Nach ihrer Anzeige – noch vor dem Prozess gegen Paul Baumann – kehrt Béatrice noch einmal nach Linden zurück. Sie sagt ihm, dass sie ihn angezeigt hat. «Ich tauchte dort mit kurzen Haaren und Hosen auf. Da war für ihn ja klar, dass ich der Teufel sein muss. Doch zu dem Zeitpunkt hätte es mich selbst vor dem Teufel nicht mehr gefürchtet – und auch vor dem Vatti nicht.»
Wer in einer Extremsituation aufwachse, setze manchmal alles auf eine Karte, glaubt Marina Klauser: «Die unterdrückten Mädchen und Frauen wurden wagemutig. Obwohl sie isoliert und gegeneinander ausgespielt wurden, führte jeder kleine Ungehorsam zu einer Kettenreaktion, dank der sie sich befreien konnten. Das berührt mich.» Den Aussagen von Béatrice und von anderen Frauen ist es zu verdanken, dass Paul Baumann 1976 zu sieben Jahren Zuchthaus verurteilt wurde. Woher hatte Béatrice den Mut? «Ich war jung und wusste nicht, was da alles auf mich zukommt», sagt sie. «Viel gebracht hat mein Mut leider nicht.»
Nach fünf Jahren wird Baumann entlassen und kehrt nach Linden zu den verbleibenden Sektenmitgliedern zurück. Laut einer anonymen Zeugenaussage in «Der Engelmacher» ging der Missbrauch dort weiter, bis Baumann «kein Bedürfnis» mehr hatte. Er starb 2011.
Regisseurin Marina Klauser gibt den Überlebenden von Methernitha viel Raum, ihre Geschichten zu erzählen. Sie wollte auch die Glaubensgemeinschaft selbst und die Gemeinde Linden zu Wort kommen lassen. Laut Klauser habe man diese Gelegenheit nicht ergriffen. «Eine Aufarbeitung dieses Kapitels hat offenbar noch nicht stattgefunden.» Noch heute leben etwa 100 Methernitha-Mitglieder in Linden.
Nach dem Ausstieg wagt sich Béatrice in die Welt hinaus. Als Ungelernte arbeitet sie im Service, in der Fabrik und putzt Anwaltsbüros. Sie bekommt zwei Töchter. «Mit meinen Kindern konnte ich nachholen, was ich selbst nie hatte. Ich genoss es, mit ihnen herumzublödeln.» Vom Vater der Mädchen trennt sie sich. «Es war hart, aber irgendwie ging es immer.» Ein spätes Glück ist die Ehe mit ihrem Mann, den sie mit 53 Jahren heiratet. 2021 stirbt er an einer schweren Krankheit. Und Béatrice entdeckt die Welt zum dritten Mal: als Reisende.

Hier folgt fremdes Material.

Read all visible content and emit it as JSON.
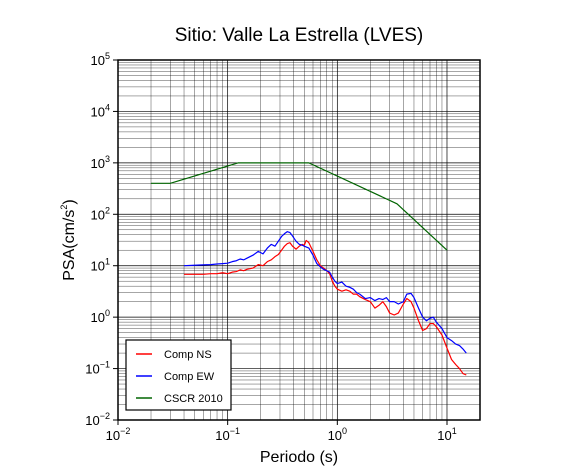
{
  "chart_data": {
    "type": "line",
    "title": "Sitio: Valle La Estrella (LVES)",
    "xlabel": "Periodo (s)",
    "ylabel_main": "PSA(cm/s",
    "ylabel_sup": "2",
    "ylabel_end": ")",
    "xscale": "log",
    "yscale": "log",
    "xlim": [
      0.01,
      20
    ],
    "ylim": [
      0.01,
      100000
    ],
    "grid": true,
    "x_ticks": [
      {
        "value": 0.01,
        "base": "10",
        "exp": "−2"
      },
      {
        "value": 0.1,
        "base": "10",
        "exp": "−1"
      },
      {
        "value": 1,
        "base": "10",
        "exp": "0"
      },
      {
        "value": 10,
        "base": "10",
        "exp": "1"
      }
    ],
    "y_ticks": [
      {
        "value": 0.01,
        "base": "10",
        "exp": "−2"
      },
      {
        "value": 0.1,
        "base": "10",
        "exp": "−1"
      },
      {
        "value": 1,
        "base": "10",
        "exp": "0"
      },
      {
        "value": 10,
        "base": "10",
        "exp": "1"
      },
      {
        "value": 100,
        "base": "10",
        "exp": "2"
      },
      {
        "value": 1000,
        "base": "10",
        "exp": "3"
      },
      {
        "value": 10000,
        "base": "10",
        "exp": "4"
      },
      {
        "value": 100000,
        "base": "10",
        "exp": "5"
      }
    ],
    "legend_position": "bottom-left",
    "series": [
      {
        "name": "Comp NS",
        "color": "#ff0000",
        "points": [
          [
            0.04,
            6.8
          ],
          [
            0.05,
            6.8
          ],
          [
            0.06,
            6.8
          ],
          [
            0.07,
            7.0
          ],
          [
            0.08,
            7.0
          ],
          [
            0.09,
            7.3
          ],
          [
            0.1,
            7.0
          ],
          [
            0.11,
            7.5
          ],
          [
            0.12,
            7.7
          ],
          [
            0.13,
            8.3
          ],
          [
            0.14,
            8.0
          ],
          [
            0.15,
            8.5
          ],
          [
            0.17,
            9.0
          ],
          [
            0.19,
            10.5
          ],
          [
            0.21,
            10.0
          ],
          [
            0.23,
            12.0
          ],
          [
            0.25,
            13.0
          ],
          [
            0.27,
            15.0
          ],
          [
            0.29,
            16.5
          ],
          [
            0.31,
            20.0
          ],
          [
            0.33,
            24.0
          ],
          [
            0.35,
            27.0
          ],
          [
            0.37,
            28.0
          ],
          [
            0.39,
            24.0
          ],
          [
            0.42,
            21.0
          ],
          [
            0.45,
            24.0
          ],
          [
            0.48,
            26.0
          ],
          [
            0.5,
            25.0
          ],
          [
            0.52,
            31.0
          ],
          [
            0.55,
            28.0
          ],
          [
            0.6,
            19.0
          ],
          [
            0.65,
            13.0
          ],
          [
            0.7,
            10.0
          ],
          [
            0.75,
            9.0
          ],
          [
            0.8,
            8.0
          ],
          [
            0.85,
            7.0
          ],
          [
            0.9,
            5.0
          ],
          [
            0.95,
            4.0
          ],
          [
            1.0,
            3.5
          ],
          [
            1.1,
            3.2
          ],
          [
            1.2,
            3.4
          ],
          [
            1.3,
            3.2
          ],
          [
            1.4,
            2.8
          ],
          [
            1.5,
            2.8
          ],
          [
            1.6,
            2.5
          ],
          [
            1.8,
            2.2
          ],
          [
            2.0,
            2.0
          ],
          [
            2.2,
            1.5
          ],
          [
            2.4,
            1.7
          ],
          [
            2.6,
            2.0
          ],
          [
            2.8,
            1.6
          ],
          [
            3.0,
            1.2
          ],
          [
            3.3,
            1.1
          ],
          [
            3.6,
            1.2
          ],
          [
            4.0,
            1.8
          ],
          [
            4.3,
            2.3
          ],
          [
            4.7,
            2.0
          ],
          [
            5.0,
            1.5
          ],
          [
            5.5,
            0.85
          ],
          [
            6.0,
            0.55
          ],
          [
            6.5,
            0.6
          ],
          [
            7.0,
            0.75
          ],
          [
            7.5,
            0.75
          ],
          [
            8.0,
            0.65
          ],
          [
            9.0,
            0.45
          ],
          [
            10.0,
            0.25
          ],
          [
            11.0,
            0.15
          ],
          [
            12.0,
            0.12
          ],
          [
            13.0,
            0.1
          ],
          [
            14.0,
            0.08
          ],
          [
            15.0,
            0.075
          ]
        ]
      },
      {
        "name": "Comp EW",
        "color": "#0000ff",
        "points": [
          [
            0.04,
            10.0
          ],
          [
            0.05,
            10.2
          ],
          [
            0.06,
            10.4
          ],
          [
            0.07,
            10.5
          ],
          [
            0.08,
            10.8
          ],
          [
            0.09,
            11.0
          ],
          [
            0.1,
            11.2
          ],
          [
            0.11,
            12.0
          ],
          [
            0.12,
            12.5
          ],
          [
            0.13,
            13.5
          ],
          [
            0.14,
            13.0
          ],
          [
            0.15,
            14.0
          ],
          [
            0.17,
            16.0
          ],
          [
            0.19,
            19.0
          ],
          [
            0.21,
            17.0
          ],
          [
            0.23,
            22.0
          ],
          [
            0.25,
            26.0
          ],
          [
            0.27,
            24.0
          ],
          [
            0.29,
            30.0
          ],
          [
            0.31,
            37.0
          ],
          [
            0.33,
            42.0
          ],
          [
            0.35,
            46.0
          ],
          [
            0.37,
            44.0
          ],
          [
            0.39,
            38.0
          ],
          [
            0.42,
            30.0
          ],
          [
            0.45,
            26.0
          ],
          [
            0.48,
            25.0
          ],
          [
            0.5,
            24.0
          ],
          [
            0.55,
            22.0
          ],
          [
            0.6,
            16.0
          ],
          [
            0.65,
            11.0
          ],
          [
            0.7,
            9.5
          ],
          [
            0.75,
            8.5
          ],
          [
            0.8,
            8.0
          ],
          [
            0.85,
            7.5
          ],
          [
            0.9,
            6.0
          ],
          [
            0.95,
            5.0
          ],
          [
            1.0,
            4.5
          ],
          [
            1.1,
            4.8
          ],
          [
            1.2,
            4.0
          ],
          [
            1.3,
            3.8
          ],
          [
            1.4,
            3.5
          ],
          [
            1.5,
            3.0
          ],
          [
            1.6,
            2.8
          ],
          [
            1.8,
            2.3
          ],
          [
            2.0,
            2.4
          ],
          [
            2.2,
            2.1
          ],
          [
            2.4,
            2.3
          ],
          [
            2.6,
            2.2
          ],
          [
            2.8,
            2.4
          ],
          [
            3.0,
            2.0
          ],
          [
            3.3,
            2.0
          ],
          [
            3.6,
            1.8
          ],
          [
            4.0,
            2.0
          ],
          [
            4.3,
            2.8
          ],
          [
            4.7,
            2.9
          ],
          [
            5.0,
            2.4
          ],
          [
            5.5,
            1.5
          ],
          [
            6.0,
            1.0
          ],
          [
            6.5,
            0.85
          ],
          [
            7.0,
            0.95
          ],
          [
            7.5,
            1.0
          ],
          [
            8.0,
            0.8
          ],
          [
            9.0,
            0.6
          ],
          [
            10.0,
            0.4
          ],
          [
            11.0,
            0.35
          ],
          [
            12.0,
            0.3
          ],
          [
            13.0,
            0.28
          ],
          [
            14.0,
            0.24
          ],
          [
            15.0,
            0.2
          ]
        ]
      },
      {
        "name": "CSCR 2010",
        "color": "#006400",
        "points": [
          [
            0.02,
            400
          ],
          [
            0.03,
            400
          ],
          [
            0.125,
            1000
          ],
          [
            0.55,
            1000
          ],
          [
            3.5,
            160
          ],
          [
            10.0,
            20
          ]
        ]
      }
    ]
  }
}
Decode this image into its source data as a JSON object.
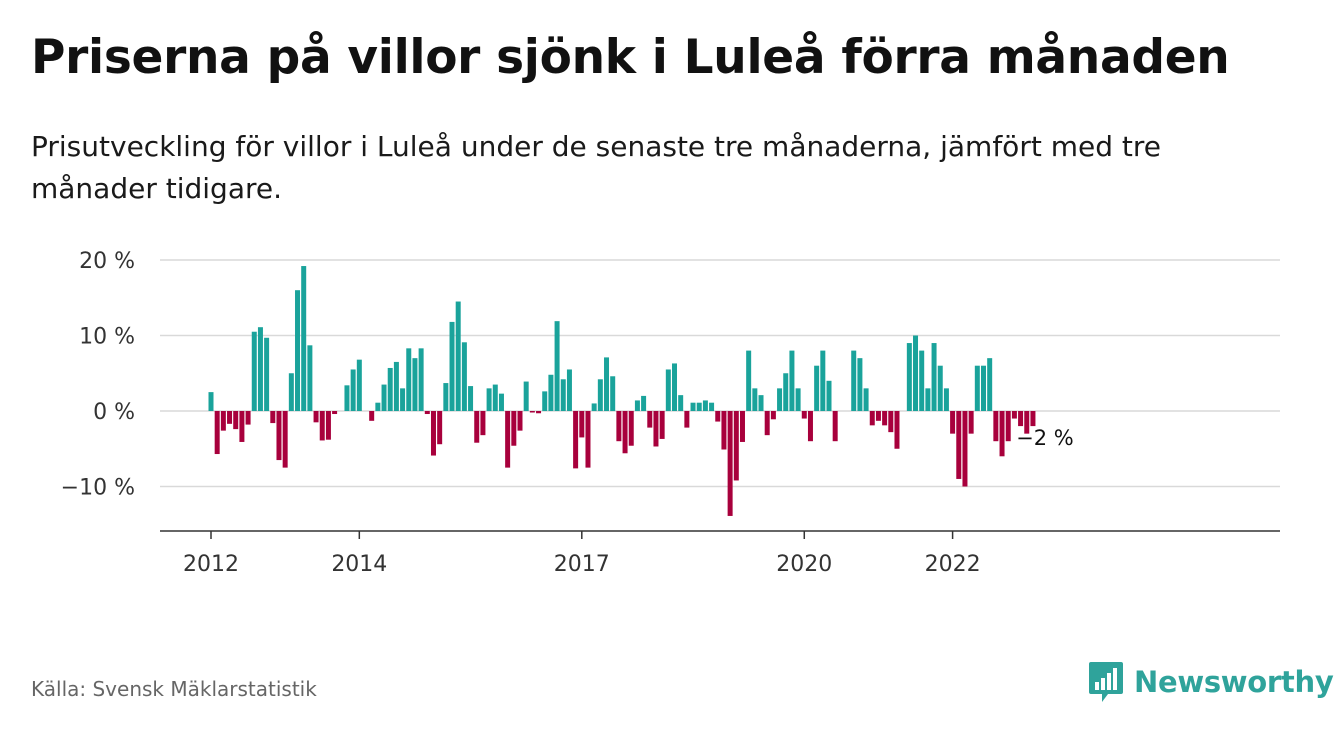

Nächsten Monat geht es nach Fuerteventura zu Freunden. Später im Jahr dann wieder in die Karibik. Und letzten Winter war Béatrice vier Monate in Australien. Sie, die einst die ganzen Sommerferien eingesperrt in ihrem Zimmer in Linden verbrachte, weil sie ein anderes Kind «angegrinst» hatte, ist nur noch selten zu Hause. «Damals hatte mich meine Mutter gefragt, warum ich so bleich von den Ferien in der Methernitha zurückkomme. Ich durfte nichts erzählen und sie hat nicht nachgefragt.»
Die Serie hat bei den Betroffenen viel ausgelöst. Béatrice hat erst jetzt ausführlich mit ihrer Familie darüber geredet, was ihr widerfahren ist. Marina Klauser: «Was die Frauen verbindet, ist, dass sie sich nach dem Ausstieg ins Leben zurückkämpfen und unglaublich viel lernen mussten.» – «Ich weiss ja nicht mal, wie man tanzt!», ergänzt Béatrice. «Wenn ich auf dem Kreuzfahrtschiff bin, mache ich es halt trotzdem. Ich wackle einfach herum – und meist folgen mir die anderen auf die Tanzfläche.»